Bu dönemde sol kendi tarihini de başka bir gözle yeniden incelemeye koyulmuş, Ermeni Soykırımı içerisinde kendi tarihinin izlerini bulmuştur. Mustafa Suphiler’den öncesine miyop bakan “resmi” sol tarih yazımı Paramaz ve yoldaşları, Krikor Zohrab, Zabel Yesayan, Sose Mayrig, Mari Beyleryan gibi onlarca isimle yeniden tanışmak durumunda kaldı. Böylece soykırımın sadece insanları yok etmediğini, insanlarla birlikte büyük bir bilgi, kültür ve deneyim birikimini de yok ettiğini geniş kesimler doğrudan idrak etmiş oldu.
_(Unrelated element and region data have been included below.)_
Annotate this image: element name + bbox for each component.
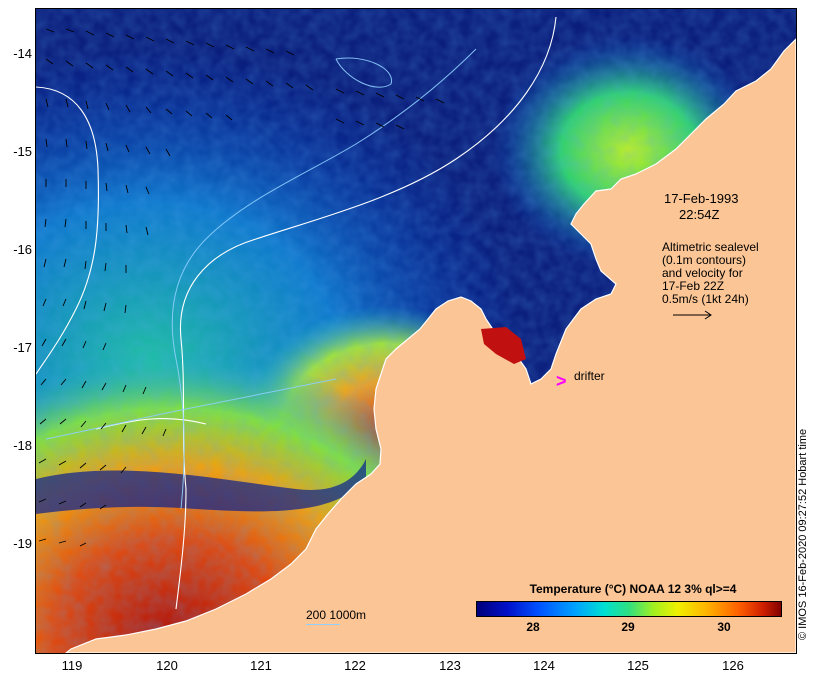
colorbar-title: Temperature (°C) NOAA 12 3% ql>=4 xyxy=(529,582,737,596)
lon-label-122: 122 xyxy=(344,658,366,673)
credit-text: © IMOS 16-Feb-2020 09:27:52 Hobart time xyxy=(797,428,809,640)
lat-label-17: -17 xyxy=(13,340,32,355)
timestamp-date: 17-Feb-1993 xyxy=(664,191,739,206)
lat-label-18: -18 xyxy=(13,438,32,453)
lon-label-121: 121 xyxy=(250,658,272,673)
contour-key-line xyxy=(306,624,340,625)
temperature-colorbar xyxy=(476,601,782,617)
contour-key-label: 200 1000m xyxy=(306,608,367,622)
lat-label-19: -19 xyxy=(13,536,32,551)
lat-label-14: -14 xyxy=(13,46,32,61)
colorbar-tick-30: 30 xyxy=(717,620,731,634)
legend-line-5: 0.5m/s (1kt 24h) xyxy=(662,292,749,306)
sst-map[interactable]: > xyxy=(35,8,797,654)
lon-label-119: 119 xyxy=(61,658,83,673)
timestamp-time: 22:54Z xyxy=(679,207,720,222)
lat-label-15: -15 xyxy=(13,144,32,159)
sst-map-canvas: > xyxy=(36,9,796,653)
lon-label-124: 124 xyxy=(533,658,555,673)
lat-label-16: -16 xyxy=(13,242,32,257)
colorbar-tick-28: 28 xyxy=(526,620,540,634)
drifter-marker: > xyxy=(556,371,567,391)
lon-label-123: 123 xyxy=(439,658,461,673)
colorbar-tick-29: 29 xyxy=(621,620,635,634)
drifter-label: drifter xyxy=(574,369,605,383)
lon-label-120: 120 xyxy=(156,658,178,673)
lon-label-125: 125 xyxy=(627,658,649,673)
lon-label-126: 126 xyxy=(722,658,744,673)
Ermeni Soykırımının 100. yılı ise tüm bu çalışmaların yoğunlaşmasına ve bir nevi kurumsallaşmasına vesile oldu. Pek çok siyasi parti ve örgüt, resmi veya yarı resmi yayın organlarında Ermeni Soykırımını etraflıca işledi. Önceki dönemlerle kıyaslanmayacak kadar fazla panel, sohbet, program ve yayın bu dönemde gerçekleşti.
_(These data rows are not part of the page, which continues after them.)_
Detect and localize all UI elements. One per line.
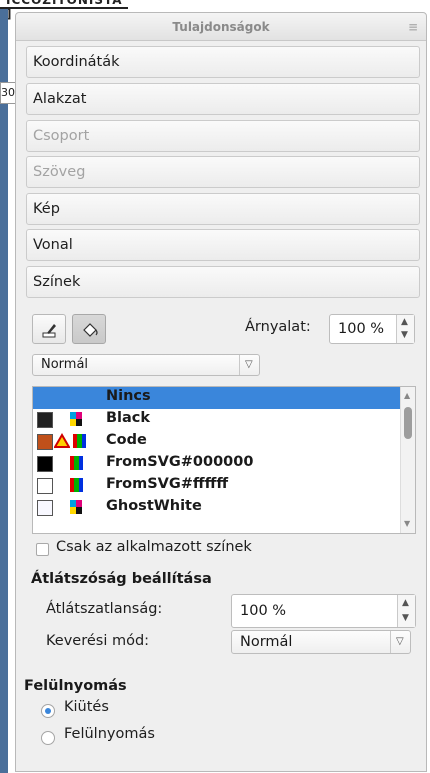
color-row-fromsvg-000000[interactable]: FromSVG#000000: [33, 453, 401, 475]
shade-stepper[interactable]: ▲ ▼: [396, 315, 414, 343]
section-group: Csoport: [26, 120, 420, 152]
overprint-label: Felülnyomás: [64, 726, 155, 742]
section-colors[interactable]: Színek: [26, 266, 420, 298]
panel-title-text: Tulajdonságok: [172, 20, 270, 34]
opacity-value[interactable]: 100 %: [240, 595, 286, 627]
color-swatch: [37, 500, 53, 516]
color-list-scrollbar[interactable]: ▲ ▼: [400, 387, 415, 533]
section-line[interactable]: Vonal: [26, 229, 420, 261]
blend-mode-label: Keverési mód:: [46, 633, 150, 649]
properties-panel: Tulajdonságok ≡ Koordináták Alakzat Csop…: [15, 12, 427, 772]
color-swatch: [37, 478, 53, 494]
only-used-colors-checkbox[interactable]: [36, 543, 49, 556]
warning-icon: [54, 433, 70, 448]
chevron-down-icon: ▽: [396, 636, 404, 647]
color-list[interactable]: Nincs Black Code FromSVG#000000 FromSVG#…: [32, 386, 416, 534]
color-row-fromsvg-ffffff[interactable]: FromSVG#ffffff: [33, 475, 401, 497]
edit-line-color-button[interactable]: [32, 314, 66, 344]
opacity-stepper[interactable]: ▲ ▼: [397, 595, 415, 627]
knockout-label: Kiütés: [64, 699, 109, 715]
only-used-colors-label: Csak az alkalmazott színek: [56, 539, 252, 555]
cmyk-icon: [70, 500, 83, 514]
opacity-label: Átlátszatlanság:: [46, 601, 163, 617]
panel-menu-icon[interactable]: ≡: [408, 13, 418, 41]
blend-mode-dropdown[interactable]: ▽: [390, 631, 410, 653]
section-image[interactable]: Kép: [26, 193, 420, 225]
stepper-down-icon[interactable]: ▼: [401, 330, 408, 340]
color-name: GhostWhite: [106, 498, 202, 514]
color-swatch: [37, 456, 53, 472]
scroll-down-icon[interactable]: ▼: [404, 519, 410, 528]
stepper-up-icon[interactable]: ▲: [401, 317, 408, 327]
fill-color-button[interactable]: [72, 314, 106, 344]
section-coordinates[interactable]: Koordináták: [26, 46, 420, 78]
shade-value[interactable]: 100 %: [338, 315, 384, 343]
edit-line-color-icon: [42, 324, 56, 338]
color-name: FromSVG#ffffff: [106, 476, 229, 492]
chevron-down-icon: ▽: [245, 359, 253, 370]
color-swatch: [37, 412, 53, 428]
transparency-heading: Átlátszóság beállítása: [31, 571, 212, 587]
rgb-icon: [73, 434, 86, 448]
fill-mode-select[interactable]: Normál ▽: [32, 354, 260, 376]
color-row-code[interactable]: Code: [33, 431, 401, 453]
blend-mode-select[interactable]: Normál ▽: [231, 630, 411, 654]
scroll-up-icon[interactable]: ▲: [404, 391, 410, 400]
color-name: Code: [106, 432, 147, 448]
color-name: Nincs: [106, 388, 151, 404]
shade-label: Árnyalat:: [245, 319, 311, 335]
color-row-ghostwhite[interactable]: GhostWhite: [33, 497, 401, 519]
background-window-edge: [0, 9, 8, 773]
knockout-radio[interactable]: [41, 704, 55, 718]
background-toolbar-strip: ICCOZITONISTA ]: [0, 0, 128, 21]
fill-mode-dropdown[interactable]: ▽: [239, 355, 259, 375]
blend-mode-value: Normál: [240, 634, 293, 650]
scroll-thumb[interactable]: [404, 407, 412, 439]
overprint-radio[interactable]: [41, 731, 55, 745]
cmyk-icon: [70, 412, 83, 426]
color-swatch: [37, 434, 53, 450]
fill-color-icon: [83, 323, 98, 337]
opacity-spinbox[interactable]: 100 % ▲ ▼: [231, 594, 416, 628]
rgb-icon: [70, 456, 83, 470]
section-text: Szöveg: [26, 156, 420, 188]
shade-spinbox[interactable]: 100 % ▲ ▼: [329, 314, 415, 344]
fill-mode-value: Normál: [41, 357, 89, 372]
color-name: Black: [106, 410, 151, 426]
color-row-nincs[interactable]: Nincs: [33, 387, 401, 409]
color-name: FromSVG#000000: [106, 454, 254, 470]
panel-title[interactable]: Tulajdonságok ≡: [16, 13, 426, 41]
color-row-black[interactable]: Black: [33, 409, 401, 431]
rgb-icon: [70, 478, 83, 492]
stepper-down-icon[interactable]: ▼: [402, 613, 409, 623]
section-shape[interactable]: Alakzat: [26, 83, 420, 115]
overprint-heading: Felülnyomás: [24, 678, 127, 694]
stepper-up-icon[interactable]: ▲: [402, 598, 409, 608]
Kuşkusuz onlarca yıllık gecikmişlik birkaç yıllık çaba ile kapatılamaz fakat çok önemli bir yol kat ettiğimizi ifade etmemiz gerekiyor. Yalan duvarında ilk delik açıldı ve tarih gerçek bir hesaplaşmayı bizlere dayatıyor. Bu manada KÖH’ün Şengal’de Ezidi Halkına açtığı koridor tüm bu soykırım döngüsünü kıran tarihi ve örnek bir müdahale oldu. Bugün zor bir dönemden geçiyor olsak da soykırımlar ile yüzleşmenin ve hesaplaşmanın geleceğin inşasında en önemli araçlarımızdan birisi olduğunu aklımızdan çıkarmayalım ve mücadeleyi kararlılıkla sürdürelim.